Andrew Miller continues to throw the ball well for the Boston Red Sox. The only thing the left-handed reliever has to show for it this week is two losses to the Minnesota Twins.
Miller, who surrendered a walk-off home run to Chris Parmelee in Tuesday’s series opener at Target Field, suffered another crushing loss in Thursday’s series finale. Aaron Hicks, who entered the game hitting .167, fought off a 3-2 fastball with two outs in the 10th inning to hand Minnesota a 4-3, walk-off win.
“Andrew Miller has been throwing the ball exceptionally well,” Red Sox manager John Farrell said in defense of his reliever following Thursday’s loss. “He gets the big second out (in the 10th inning) with the strikeout to (Chris) Parmelee, and then in the 3-2 count (against Hicks), he and (catcher) David (Ross) had the meeting at the mound. They felt like they could beat (Hicks) with a fastball in, and he fists one into left field for the game-winner.”
Hicks’ game-winning single plated Kurt Suzuki, who doubled with one out in the 10th. The devastating loss dropped the Red Sox back to .500 and spoiled Boston’s impressive ninth-inning rally, which was capped by a clutch, two-out, two-run single by Will Middlebrooks to tie the game at three apiece.
“We showed again today what we showed in Game 1 of this series — what this team continually shows — and that was a willingness and a relentlessness to the group to fight back to tie things,” Farrell said. “We’re a swing of the bat away from walking out of here with a series win.”
The Red Sox instead head home after dropping two of three to the Twins, who moved to within one game of .500 with Thursday’s thrilling victory. Boston went 3-3 on its six-game road trip, as the Red Sox rebounded from nearly being no-hit by Yu Darvish on Friday to secure two straight wins over the Texas Rangers at Globe Life Park in Arlington before traveling to Minnesota.
The two walk-off losses in Minnesota definitely sting, especially for Miller, who was forced to exit the mound as the loser in both instances. But they shouldn’t be enough to deter the Red Sox from turning to Miller in high-leverage situations going forward. The left-hander is the Red Sox’s best strikeout reliever outside of closer Koji Uehara, and he even worked a quick and painless ninth inning Thursday before the Twins produced the game-winning run in the 10th with a jam shot into left field.

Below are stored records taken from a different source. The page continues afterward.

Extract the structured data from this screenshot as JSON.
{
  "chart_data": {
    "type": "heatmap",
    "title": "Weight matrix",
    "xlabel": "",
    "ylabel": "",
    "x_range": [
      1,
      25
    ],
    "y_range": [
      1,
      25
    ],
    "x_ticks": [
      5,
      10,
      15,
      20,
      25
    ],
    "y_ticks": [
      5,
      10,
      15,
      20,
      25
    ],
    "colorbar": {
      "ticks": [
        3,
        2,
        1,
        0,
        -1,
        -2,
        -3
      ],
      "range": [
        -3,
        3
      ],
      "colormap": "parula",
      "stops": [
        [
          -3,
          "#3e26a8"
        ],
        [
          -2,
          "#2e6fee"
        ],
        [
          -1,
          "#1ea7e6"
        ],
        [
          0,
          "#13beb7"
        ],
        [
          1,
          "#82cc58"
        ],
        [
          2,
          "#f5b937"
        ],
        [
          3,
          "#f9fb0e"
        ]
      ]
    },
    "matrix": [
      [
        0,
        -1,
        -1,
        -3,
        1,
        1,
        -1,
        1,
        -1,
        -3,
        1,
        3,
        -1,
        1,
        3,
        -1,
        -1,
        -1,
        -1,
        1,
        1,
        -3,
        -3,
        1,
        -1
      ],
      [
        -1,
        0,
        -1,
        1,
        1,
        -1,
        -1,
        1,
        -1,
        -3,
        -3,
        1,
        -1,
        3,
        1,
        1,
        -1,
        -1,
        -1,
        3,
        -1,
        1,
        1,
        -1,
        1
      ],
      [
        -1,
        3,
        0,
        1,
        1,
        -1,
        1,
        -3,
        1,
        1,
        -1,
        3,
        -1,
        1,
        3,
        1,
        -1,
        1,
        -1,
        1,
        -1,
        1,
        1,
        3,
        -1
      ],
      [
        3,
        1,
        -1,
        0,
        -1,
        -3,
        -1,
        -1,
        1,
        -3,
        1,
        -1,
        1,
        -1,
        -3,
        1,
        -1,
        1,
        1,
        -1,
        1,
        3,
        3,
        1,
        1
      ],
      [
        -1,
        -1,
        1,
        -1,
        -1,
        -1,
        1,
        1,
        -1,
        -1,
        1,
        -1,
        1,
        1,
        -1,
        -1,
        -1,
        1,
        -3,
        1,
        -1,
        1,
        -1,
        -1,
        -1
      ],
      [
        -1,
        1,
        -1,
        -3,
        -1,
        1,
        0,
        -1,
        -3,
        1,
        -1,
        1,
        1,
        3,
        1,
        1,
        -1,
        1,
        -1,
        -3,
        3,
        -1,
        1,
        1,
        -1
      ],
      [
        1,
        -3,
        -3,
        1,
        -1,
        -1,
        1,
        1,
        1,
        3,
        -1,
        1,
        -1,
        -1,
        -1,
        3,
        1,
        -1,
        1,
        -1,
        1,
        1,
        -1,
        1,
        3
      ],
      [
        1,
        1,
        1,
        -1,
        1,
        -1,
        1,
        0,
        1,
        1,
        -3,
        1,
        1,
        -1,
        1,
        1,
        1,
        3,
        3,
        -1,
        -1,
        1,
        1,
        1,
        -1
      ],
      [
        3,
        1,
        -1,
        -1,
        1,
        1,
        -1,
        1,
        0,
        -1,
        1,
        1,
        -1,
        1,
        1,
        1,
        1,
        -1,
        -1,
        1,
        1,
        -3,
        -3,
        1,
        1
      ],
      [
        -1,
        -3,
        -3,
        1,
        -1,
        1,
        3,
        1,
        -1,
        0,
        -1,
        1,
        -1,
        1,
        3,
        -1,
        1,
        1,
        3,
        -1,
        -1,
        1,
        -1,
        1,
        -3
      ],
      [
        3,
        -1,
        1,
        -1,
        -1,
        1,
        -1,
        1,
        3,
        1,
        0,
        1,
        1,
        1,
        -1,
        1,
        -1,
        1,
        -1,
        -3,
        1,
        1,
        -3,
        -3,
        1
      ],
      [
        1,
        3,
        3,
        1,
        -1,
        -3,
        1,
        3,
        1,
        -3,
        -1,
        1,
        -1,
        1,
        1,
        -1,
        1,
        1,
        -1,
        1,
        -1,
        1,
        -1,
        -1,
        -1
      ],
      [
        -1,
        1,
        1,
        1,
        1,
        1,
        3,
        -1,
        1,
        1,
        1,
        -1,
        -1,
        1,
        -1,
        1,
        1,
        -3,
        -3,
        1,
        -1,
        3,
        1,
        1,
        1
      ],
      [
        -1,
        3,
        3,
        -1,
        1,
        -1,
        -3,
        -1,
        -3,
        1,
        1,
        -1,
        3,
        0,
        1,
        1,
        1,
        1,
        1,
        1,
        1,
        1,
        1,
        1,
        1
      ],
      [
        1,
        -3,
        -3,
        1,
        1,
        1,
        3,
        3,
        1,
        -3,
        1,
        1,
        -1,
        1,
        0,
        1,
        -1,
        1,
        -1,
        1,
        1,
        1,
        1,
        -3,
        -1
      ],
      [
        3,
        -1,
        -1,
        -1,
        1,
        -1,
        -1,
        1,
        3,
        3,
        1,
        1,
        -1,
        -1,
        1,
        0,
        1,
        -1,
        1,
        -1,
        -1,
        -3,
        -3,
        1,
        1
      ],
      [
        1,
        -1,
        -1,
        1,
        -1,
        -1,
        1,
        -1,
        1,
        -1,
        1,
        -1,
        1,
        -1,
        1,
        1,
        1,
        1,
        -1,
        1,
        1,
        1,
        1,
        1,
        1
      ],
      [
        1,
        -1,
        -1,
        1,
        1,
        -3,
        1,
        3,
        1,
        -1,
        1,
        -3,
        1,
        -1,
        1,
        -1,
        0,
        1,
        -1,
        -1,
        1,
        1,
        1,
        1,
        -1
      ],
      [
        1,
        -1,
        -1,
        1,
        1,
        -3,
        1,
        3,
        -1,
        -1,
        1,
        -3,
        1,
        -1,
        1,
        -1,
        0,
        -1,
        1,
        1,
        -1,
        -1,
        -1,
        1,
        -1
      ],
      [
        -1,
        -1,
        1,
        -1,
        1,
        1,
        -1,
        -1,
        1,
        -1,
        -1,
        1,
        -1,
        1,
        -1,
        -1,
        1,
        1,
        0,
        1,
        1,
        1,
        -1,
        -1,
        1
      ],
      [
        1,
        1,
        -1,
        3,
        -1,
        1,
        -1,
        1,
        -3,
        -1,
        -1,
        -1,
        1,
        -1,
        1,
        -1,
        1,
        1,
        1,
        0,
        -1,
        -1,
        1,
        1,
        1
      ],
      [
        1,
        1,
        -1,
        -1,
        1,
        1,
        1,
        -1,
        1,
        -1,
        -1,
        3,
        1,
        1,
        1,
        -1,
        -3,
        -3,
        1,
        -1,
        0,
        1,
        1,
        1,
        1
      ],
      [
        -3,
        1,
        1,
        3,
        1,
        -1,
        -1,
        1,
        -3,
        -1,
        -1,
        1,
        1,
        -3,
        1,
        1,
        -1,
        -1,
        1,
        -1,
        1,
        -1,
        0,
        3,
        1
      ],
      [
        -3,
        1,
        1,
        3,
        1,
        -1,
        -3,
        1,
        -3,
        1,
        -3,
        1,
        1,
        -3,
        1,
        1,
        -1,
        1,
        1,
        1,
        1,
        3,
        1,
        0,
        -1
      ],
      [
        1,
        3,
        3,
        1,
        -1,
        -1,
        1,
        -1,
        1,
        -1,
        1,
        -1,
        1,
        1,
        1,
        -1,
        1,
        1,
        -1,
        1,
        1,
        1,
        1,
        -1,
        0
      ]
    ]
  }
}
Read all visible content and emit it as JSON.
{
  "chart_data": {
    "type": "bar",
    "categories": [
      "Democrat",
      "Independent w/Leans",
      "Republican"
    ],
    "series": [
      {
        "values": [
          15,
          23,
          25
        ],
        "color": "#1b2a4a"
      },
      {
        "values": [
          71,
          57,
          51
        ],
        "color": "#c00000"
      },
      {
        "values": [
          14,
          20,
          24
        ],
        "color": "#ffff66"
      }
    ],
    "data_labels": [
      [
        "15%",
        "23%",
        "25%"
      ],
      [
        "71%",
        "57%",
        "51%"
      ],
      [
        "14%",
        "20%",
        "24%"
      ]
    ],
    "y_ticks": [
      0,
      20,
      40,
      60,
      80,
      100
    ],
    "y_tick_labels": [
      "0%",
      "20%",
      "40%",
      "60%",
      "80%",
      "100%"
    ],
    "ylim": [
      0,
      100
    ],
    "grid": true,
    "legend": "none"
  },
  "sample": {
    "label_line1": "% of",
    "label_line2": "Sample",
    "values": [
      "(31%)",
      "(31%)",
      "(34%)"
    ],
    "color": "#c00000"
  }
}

“It stinks. I feel good out there, but I blew two games,” Miller said. “We lost the series, (and) we lost two games in the series that my name’s attached to, so it stinks.
“I felt pretty good with everything,” Miller added. “I just didn’t make a pitch when I needed to.”
Miller isn’t free of blame. Executing pitches in key spots is the hallmark of a great reliever. But when looking at the big picture, it’s still clear that Miller figures to be an integral part of Boston’s bullpen. Even a couple of painful losses doesn’t change that.